As we enter this season of Lent, many of us are contemplating appropriate ways to observe the season. We begin on this Ash Wednesday by remembering that we are dust, and to dust we shall return. No matter where or when we are born, or to whom, or what our lives hold, we all are human. We are born, and we die. In the space between, we act and react, and these actions and reactions are what make up a human life. What animates those actions and reactions? Your answer may depend on what you believe about this human life. Is this all there is, or is this life part of something bigger?
I believe that we come from God, and we return to God.
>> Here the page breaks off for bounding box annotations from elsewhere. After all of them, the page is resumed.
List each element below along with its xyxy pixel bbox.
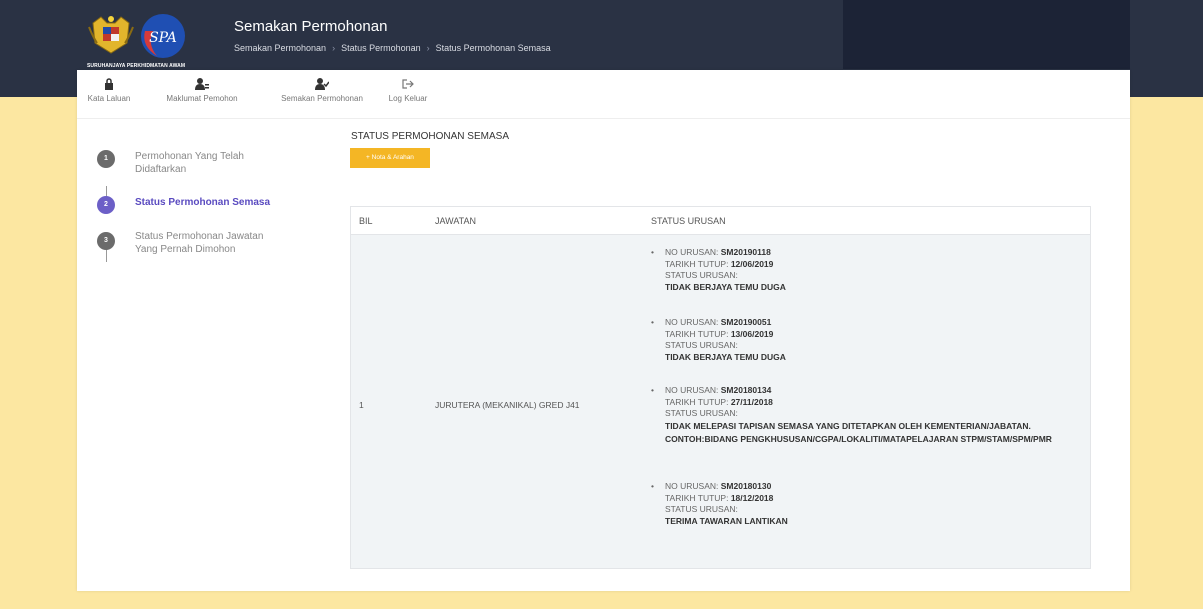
tarikh-tutup-value: 13/06/2019: [730, 328, 774, 339]
step-label: Permohonan Yang Telah Didaftarkan: [135, 151, 244, 175]
page-title: Semakan Permohonan: [234, 18, 388, 35]
chevron-right-icon: ›: [426, 43, 430, 53]
svg-text:SPA: SPA: [149, 30, 177, 46]
tarikh-tutup-label: TARIKH TUTUP:: [665, 492, 729, 503]
no-urusan-label: NO URUSAN:: [665, 481, 719, 491]
status-entry: • NO URUSAN: SM20190118 TARIKH TUTUP: 12…: [651, 247, 1086, 293]
step-connector: [106, 248, 107, 262]
status-urusan-value: TERIMA TAWARAN LANTIKAN: [665, 515, 788, 526]
bullet-icon: •: [651, 481, 654, 491]
logo: SPA SURUHANJAYA PERKHIDMATAN AWAM: [87, 11, 217, 69]
sign-out-icon: [402, 79, 414, 89]
tab-kata-laluan[interactable]: Kata Laluan: [79, 78, 139, 103]
user-check-icon: [315, 78, 329, 90]
status-urusan-value: TIDAK BERJAYA TEMU DUGA: [665, 281, 786, 292]
tab-label: Kata Laluan: [87, 94, 131, 103]
logo-text: SURUHANJAYA PERKHIDMATAN AWAM: [87, 63, 186, 69]
step-number: 3: [97, 232, 115, 250]
tab-label: Semakan Permohonan: [281, 94, 363, 103]
no-urusan-value: SM20180134: [720, 385, 772, 395]
no-urusan-label: NO URUSAN:: [665, 385, 719, 395]
tarikh-tutup-label: TARIKH TUTUP:: [665, 258, 729, 269]
table-row: 1 JURUTERA (MEKANIKAL) GRED J41 • NO URU…: [351, 235, 1090, 568]
tab-maklumat-pemohon[interactable]: Maklumat Pemohon: [152, 78, 252, 103]
bullet-icon: •: [651, 247, 654, 257]
no-urusan-value: SM20180130: [720, 481, 772, 491]
no-urusan-value: SM20190118: [720, 247, 771, 257]
status-urusan-label: STATUS URUSAN:: [665, 504, 738, 514]
user-info-icon: [195, 78, 209, 90]
header-dark-panel: [843, 0, 1130, 69]
no-urusan-label: NO URUSAN:: [665, 247, 719, 257]
status-entry: • NO URUSAN: SM20180130 TARIKH TUTUP: 18…: [651, 481, 1086, 527]
lock-icon: [105, 78, 113, 90]
status-urusan-label: STATUS URUSAN:: [665, 340, 738, 350]
column-header-status: STATUS URUSAN: [651, 216, 726, 226]
step-number: 1: [97, 150, 115, 168]
breadcrumb-item[interactable]: Semakan Permohonan: [234, 43, 326, 53]
bullet-icon: •: [651, 385, 654, 395]
tarikh-tutup-value: 18/12/2018: [730, 492, 774, 503]
tab-label: Maklumat Pemohon: [166, 94, 238, 103]
step-number: 2: [97, 196, 115, 214]
table-header: BIL JAWATAN STATUS URUSAN: [351, 207, 1090, 235]
no-urusan-label: NO URUSAN:: [665, 317, 719, 327]
chevron-right-icon: ›: [332, 43, 336, 53]
tab-semakan-permohonan[interactable]: Semakan Permohonan: [267, 78, 377, 103]
status-urusan-label: STATUS URUSAN:: [665, 408, 738, 418]
tab-log-keluar[interactable]: Log Keluar: [383, 78, 433, 103]
spa-logo-icon: SPA: [141, 14, 185, 58]
tarikh-tutup-label: TARIKH TUTUP:: [665, 328, 729, 339]
status-entry: • NO URUSAN: SM20180134 TARIKH TUTUP: 27…: [651, 385, 1086, 446]
step-label: Status Permohonan Jawatan Yang Pernah Di…: [135, 231, 264, 255]
nota-arahan-button[interactable]: + Nota & Arahan: [350, 148, 430, 168]
cell-jawatan: JURUTERA (MEKANIKAL) GRED J41: [435, 400, 580, 410]
status-urusan-label: STATUS URUSAN:: [665, 270, 738, 280]
tab-label: Log Keluar: [388, 94, 428, 103]
cell-bil: 1: [359, 400, 364, 410]
status-urusan-value: TIDAK BERJAYA TEMU DUGA: [665, 351, 786, 362]
bullet-icon: •: [651, 317, 654, 327]
breadcrumb-item[interactable]: Status Permohonan: [341, 43, 421, 53]
column-header-bil: BIL: [359, 216, 373, 226]
step-label: Status Permohonan Semasa: [135, 197, 271, 208]
breadcrumb-item: Status Permohonan Semasa: [435, 43, 551, 53]
tab-bar: Kata Laluan Maklumat Pemohon Semakan Per…: [77, 70, 1130, 119]
content-card: Kata Laluan Maklumat Pemohon Semakan Per…: [77, 70, 1130, 591]
column-header-jawatan: JAWATAN: [435, 216, 476, 226]
section-title: STATUS PERMOHONAN SEMASA: [351, 131, 509, 142]
breadcrumb: Semakan Permohonan › Status Permohonan › Sta…: [234, 43, 551, 53]
status-urusan-value: TIDAK MELEPASI TAPISAN SEMASA YANG DITET…: [665, 420, 1052, 444]
tarikh-tutup-label: TARIKH TUTUP:: [665, 396, 729, 407]
status-table: BIL JAWATAN STATUS URUSAN 1 JURUTERA (ME…: [350, 206, 1091, 569]
coat-of-arms-icon: [88, 16, 134, 54]
no-urusan-value: SM20190051: [720, 317, 772, 327]
status-entry: • NO URUSAN: SM20190051 TARIKH TUTUP: 13…: [651, 317, 1086, 363]
tarikh-tutup-value: 12/06/2019: [730, 258, 774, 269]
tarikh-tutup-value: 27/11/2018: [730, 396, 773, 407]
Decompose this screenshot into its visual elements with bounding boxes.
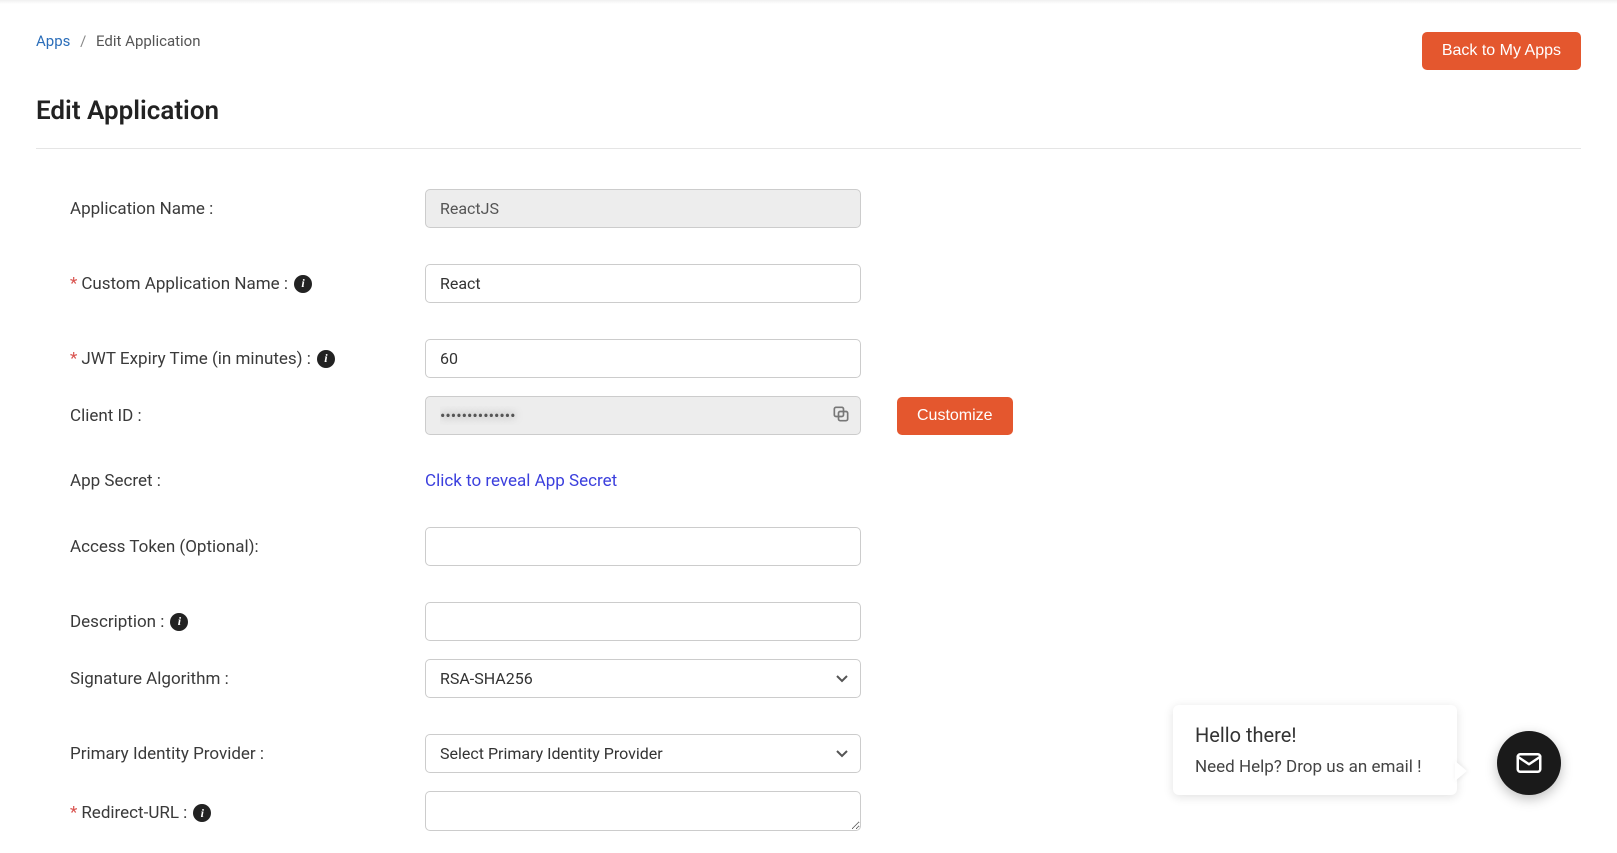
access-token-input[interactable] [425,527,861,566]
chat-tooltip-arrow [1455,761,1467,781]
primary-idp-select[interactable]: Select Primary Identity Provider [425,734,861,773]
application-name-input [425,189,861,228]
breadcrumb-separator: / [80,32,86,50]
description-input[interactable] [425,602,861,641]
info-icon[interactable]: i [317,350,335,368]
client-id-label: Client ID : [70,406,425,426]
description-label: Description : [70,612,164,632]
signature-algorithm-label: Signature Algorithm : [70,669,425,689]
redirect-url-label: Redirect-URL : [81,803,187,823]
custom-app-name-label: Custom Application Name : [81,274,288,294]
chat-fab-button[interactable] [1497,731,1561,795]
signature-algorithm-select[interactable]: RSA-SHA256 [425,659,861,698]
copy-icon[interactable] [831,404,851,428]
info-icon[interactable]: i [193,804,211,822]
info-icon[interactable]: i [170,613,188,631]
page-title: Edit Application [36,96,1581,126]
chat-greeting: Hello there! [1195,723,1435,747]
chat-prompt: Need Help? Drop us an email ! [1195,757,1435,777]
app-secret-label: App Secret : [70,471,425,491]
jwt-expiry-input[interactable] [425,339,861,378]
info-icon[interactable]: i [294,275,312,293]
breadcrumb: Apps / Edit Application [36,32,201,50]
breadcrumb-current: Edit Application [96,32,200,50]
required-marker: * [70,349,77,369]
chat-tooltip: Hello there! Need Help? Drop us an email… [1173,705,1457,795]
back-to-apps-button[interactable]: Back to My Apps [1422,32,1581,70]
customize-button[interactable]: Customize [897,397,1013,435]
access-token-label: Access Token (Optional): [70,537,425,557]
jwt-expiry-label: JWT Expiry Time (in minutes) : [81,349,311,369]
application-name-label: Application Name : [70,199,425,219]
custom-app-name-input[interactable] [425,264,861,303]
required-marker: * [70,803,77,823]
breadcrumb-apps-link[interactable]: Apps [36,32,70,50]
client-id-input [425,396,861,435]
required-marker: * [70,274,77,294]
reveal-secret-link[interactable]: Click to reveal App Secret [425,471,617,491]
primary-idp-label: Primary Identity Provider : [70,744,425,764]
redirect-url-input[interactable] [425,791,861,831]
mail-icon [1514,748,1544,778]
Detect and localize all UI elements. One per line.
And if that is true, then what St. Paul said it true, that nothing can separate us from the love of God.
But we live in a world where we can often feel separated from God.
I have come to love Lent because it is a yearly opportunity to remember who I am and whose I am, to re-member myself to God, the creative love animating the universe. "The world" seems to have a lot of expectations of our lives, based on when and where we were born, and to whom, and a whole lot of other things. But what does God expect?
Read the words of the prophet Isaiah, in the scripture appointed for today:
"Is not this the fast that I choose: to loose the bonds of injustice, to undo the thongs of the yoke, to let the oppressed go free, and to break every yoke? Is it not to share your bread with the hungry, and bring the homeless poor into your house; when you see the naked, to cover them, and not to hide yourself from your own kin?" (Isaiah 58:6-7)
These are God's hopes for how we will live, because God has a dream for us:
Then your light shall break forth like the dawn, and your healing shall spring up quickly; your vindicator shall go before you, the glory of the Lord shall be your rear guard. Then you shall call, and the Lord will answer; you shall cry for help, and he will say, Here I am.
If you remove the yoke from among you, the pointing of the finger, the speaking of evil, if you offer your food to the hungry and satisfy the needs of the afflicted, then your light shall rise in the darkness and your gloom be like the noonday. The Lord will guide you continually, and satisfy your needs in parched places, and make your bones strong; and you shall be like a watered garden, like a spring of water, whose waters never fail. Your ancient ruins shall be rebuilt; you shall raise up the foundations of many generations; you shall be called the repairer of the breach, the restorer of streets to live in."
May the ashes on our foreheads remind us that wherever and whoever we are, we are dust. But the best kind of dust, the kind created and given life by God.
Kristine, Thank you for sharing your words as they truly have spoken to my spirit.